2020 US election spending reaches nearly $14 bn, more than two previous election cycles combined

Washington: The total spending of the 2020 US election cycle, including presidential and congressional, has reached nearly $14 billion, surpassing more than the combined figures of the amount spent during the last two election cycles, a study has found.

According to the estimate from the Center for Responsive Politics (CRP) released on Saturday, the 2020 presidential election, slated to take place on Tuesday, is set to cost over $6.6 billion, while donations made to the race for congressional seats will top $7.2 billion, Xinhua news agency reported.

Democrats have spent the lion’s share of that total so far — $6.9 billion dollars, compared to $3.8 billion spent by Republican candidates and groups, the study showed.

“Donors poured record amounts of money into the 2018 midterms, and 2020 appears to be a continuation of that trend — but magnified,” said Sheila Krumholz, executive director of the CRP.

Democratic presidential nominee Joe Biden is poised to become the first candidate in history to raise $1 billion from donors, after his campaign brought in a record-breaking $938 million dollars through October 14.

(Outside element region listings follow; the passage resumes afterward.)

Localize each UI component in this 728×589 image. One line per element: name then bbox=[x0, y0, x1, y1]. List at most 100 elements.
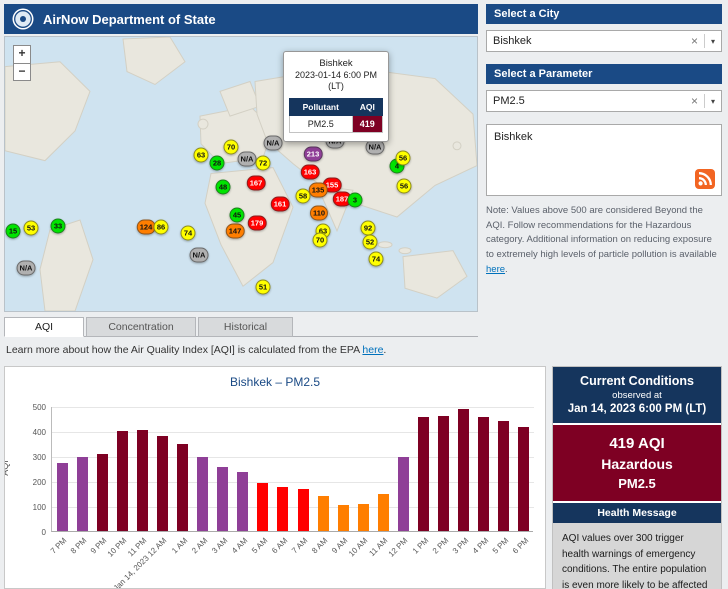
tab-concentration[interactable]: Concentration bbox=[86, 317, 196, 337]
aqi-marker[interactable]: 45 bbox=[230, 208, 245, 223]
y-tick-label: 100 bbox=[18, 503, 46, 512]
chart-bar[interactable] bbox=[137, 430, 148, 531]
health-message-text: AQI values over 300 trigger health warni… bbox=[553, 523, 721, 589]
chart-bar[interactable] bbox=[57, 463, 68, 531]
learn-more-text: Learn more about how the Air Quality Ind… bbox=[6, 344, 386, 356]
chart-bar[interactable] bbox=[77, 457, 88, 532]
chart-bar[interactable] bbox=[177, 444, 188, 532]
world-map[interactable]: + − 706328N/A72N/AN/A2134N/A565616716315… bbox=[4, 36, 478, 312]
chart-bar[interactable] bbox=[398, 457, 409, 532]
aqi-marker[interactable]: 110 bbox=[310, 206, 328, 221]
feed-box: Bishkek bbox=[486, 124, 722, 196]
parameter-select[interactable]: PM2.5 × ▾ bbox=[486, 90, 722, 112]
chart-bar[interactable] bbox=[117, 431, 128, 531]
chevron-down-icon[interactable]: ▾ bbox=[705, 37, 715, 46]
aqi-marker[interactable]: 63 bbox=[194, 148, 209, 163]
aqi-marker[interactable]: N/A bbox=[366, 140, 385, 155]
aqi-marker[interactable]: 135 bbox=[309, 183, 328, 198]
y-tick-label: 300 bbox=[18, 453, 46, 462]
aqi-marker[interactable]: 163 bbox=[301, 165, 320, 180]
aqi-marker[interactable]: 124 bbox=[137, 220, 156, 235]
map-popup: Bishkek 2023-01-14 6:00 PM (LT) Pollutan… bbox=[283, 51, 389, 142]
aqi-marker[interactable]: 53 bbox=[24, 221, 39, 236]
learn-more-here-link[interactable]: here bbox=[362, 344, 383, 356]
zoom-in-button[interactable]: + bbox=[13, 45, 31, 63]
chart-bar[interactable] bbox=[237, 472, 248, 531]
aqi-marker[interactable]: 28 bbox=[210, 156, 225, 171]
aqi-marker[interactable]: 167 bbox=[247, 176, 266, 191]
chart-bar[interactable] bbox=[418, 417, 429, 531]
chart-bar[interactable] bbox=[458, 409, 469, 532]
note-prefix: Note: Values above 500 are considered Be… bbox=[486, 205, 717, 260]
aqi-marker[interactable]: 179 bbox=[248, 216, 267, 231]
current-conditions-header: Current Conditions observed at Jan 14, 2… bbox=[553, 367, 721, 423]
aqi-marker[interactable]: 92 bbox=[361, 221, 376, 236]
aqi-value: 419 AQI bbox=[557, 435, 717, 452]
aqi-marker[interactable]: 70 bbox=[313, 233, 328, 248]
chevron-down-icon[interactable]: ▾ bbox=[705, 97, 715, 106]
parameter-select-value: PM2.5 bbox=[493, 95, 685, 107]
aqi-marker[interactable]: 48 bbox=[216, 180, 231, 195]
popup-col-pollutant: Pollutant bbox=[290, 98, 353, 115]
aqi-marker[interactable]: 3 bbox=[348, 193, 363, 208]
chart-bar[interactable] bbox=[217, 467, 228, 532]
chart-bar[interactable] bbox=[358, 504, 369, 532]
chart-bar[interactable] bbox=[438, 416, 449, 532]
tab-historical[interactable]: Historical bbox=[198, 317, 293, 337]
aqi-marker[interactable]: 15 bbox=[6, 224, 21, 239]
chart-bar[interactable] bbox=[277, 487, 288, 532]
aqi-marker[interactable]: N/A bbox=[17, 261, 36, 276]
observed-datetime: Jan 14, 2023 6:00 PM (LT) bbox=[557, 403, 717, 415]
app-header: AirNow Department of State bbox=[4, 4, 478, 34]
map-zoom-control: + − bbox=[13, 45, 31, 81]
tab-bar: AQI Concentration Historical bbox=[4, 317, 478, 337]
chart-bar[interactable] bbox=[97, 454, 108, 531]
clear-icon[interactable]: × bbox=[685, 34, 704, 48]
y-tick-label: 400 bbox=[18, 428, 46, 437]
chart-bar[interactable] bbox=[498, 421, 509, 531]
current-conditions-panel: Current Conditions observed at Jan 14, 2… bbox=[552, 366, 722, 589]
y-tick-label: 0 bbox=[18, 528, 46, 537]
note-here-link[interactable]: here bbox=[486, 264, 505, 275]
aqi-chart-panel: Bishkek – PM2.5 AQI 01002003004005007 PM… bbox=[4, 366, 546, 589]
city-select[interactable]: Bishkek × ▾ bbox=[486, 30, 722, 52]
aqi-marker[interactable]: 51 bbox=[256, 280, 271, 295]
aqi-marker[interactable]: 213 bbox=[304, 147, 323, 162]
airnow-dos-page: AirNow Department of State + − bbox=[0, 0, 728, 589]
aqi-marker[interactable]: 72 bbox=[256, 156, 271, 171]
aqi-marker[interactable]: 74 bbox=[181, 226, 196, 241]
aqi-marker[interactable]: 56 bbox=[396, 151, 411, 166]
popup-city: Bishkek bbox=[289, 58, 383, 69]
aqi-marker[interactable]: 70 bbox=[224, 140, 239, 155]
aqi-marker[interactable]: N/A bbox=[190, 248, 209, 263]
aqi-marker[interactable]: N/A bbox=[264, 136, 283, 151]
popup-aqi-value: 419 bbox=[352, 115, 382, 132]
aqi-marker[interactable]: N/A bbox=[238, 152, 257, 167]
zoom-out-button[interactable]: − bbox=[13, 63, 31, 81]
aqi-marker[interactable]: 58 bbox=[296, 189, 311, 204]
clear-icon[interactable]: × bbox=[685, 94, 704, 108]
tab-aqi[interactable]: AQI bbox=[4, 317, 84, 337]
aqi-marker[interactable]: 52 bbox=[363, 235, 378, 250]
aqi-marker[interactable]: 56 bbox=[397, 179, 412, 194]
rss-icon[interactable] bbox=[695, 169, 715, 189]
aqi-marker[interactable]: 161 bbox=[271, 197, 290, 212]
city-select-value: Bishkek bbox=[493, 35, 685, 47]
chart-bar[interactable] bbox=[197, 457, 208, 532]
aqi-marker[interactable]: 86 bbox=[154, 220, 169, 235]
chart-bar[interactable] bbox=[338, 505, 349, 531]
chart-bar[interactable] bbox=[157, 436, 168, 532]
aqi-marker[interactable]: 147 bbox=[226, 224, 245, 239]
department-of-state-seal-icon bbox=[12, 8, 34, 30]
chart-bar[interactable] bbox=[318, 496, 329, 531]
current-conditions-title: Current Conditions bbox=[557, 374, 717, 388]
popup-table: Pollutant AQI PM2.5 419 bbox=[289, 98, 383, 133]
chart-bar[interactable] bbox=[298, 489, 309, 532]
chart-bar[interactable] bbox=[257, 483, 268, 531]
chart-bar[interactable] bbox=[478, 417, 489, 531]
chart-bar[interactable] bbox=[518, 427, 529, 531]
feed-city-label: Bishkek bbox=[487, 125, 721, 149]
aqi-marker[interactable]: 33 bbox=[51, 219, 66, 234]
aqi-marker[interactable]: 74 bbox=[369, 252, 384, 267]
chart-bar[interactable] bbox=[378, 494, 389, 532]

Incumbent President Donald Trump raised $596 million, according to the estimate.

“Ten years ago, a billion-dollar presidential candidate would have been difficult to imagine. This cycle, we’re likely to see two,” Krumholz said.

OpenSecrets, part of the CRP, said in a statement that the influx of political donations in the final weeks leading up to the November 3 election day was driven by the partisan fight over the now successful Senate confirmation of Judge Amy Coney Barrett to the Supreme Court and “closely watched races for the White House and Senate”.

While former President Barack Obama, when doing a phone banking for Biden, urged a mother of an eight-month-old to turn out and vote in what will be “a really close election”.

Trump reportedly told Republican donors that it will be “tough” for his party members to continue holding the majority in the Senate after the congressional election.

With Trump and Biden vying for the White House, all of the 435 seats in the House and 35 of the 100 Senate seats are up for election this year.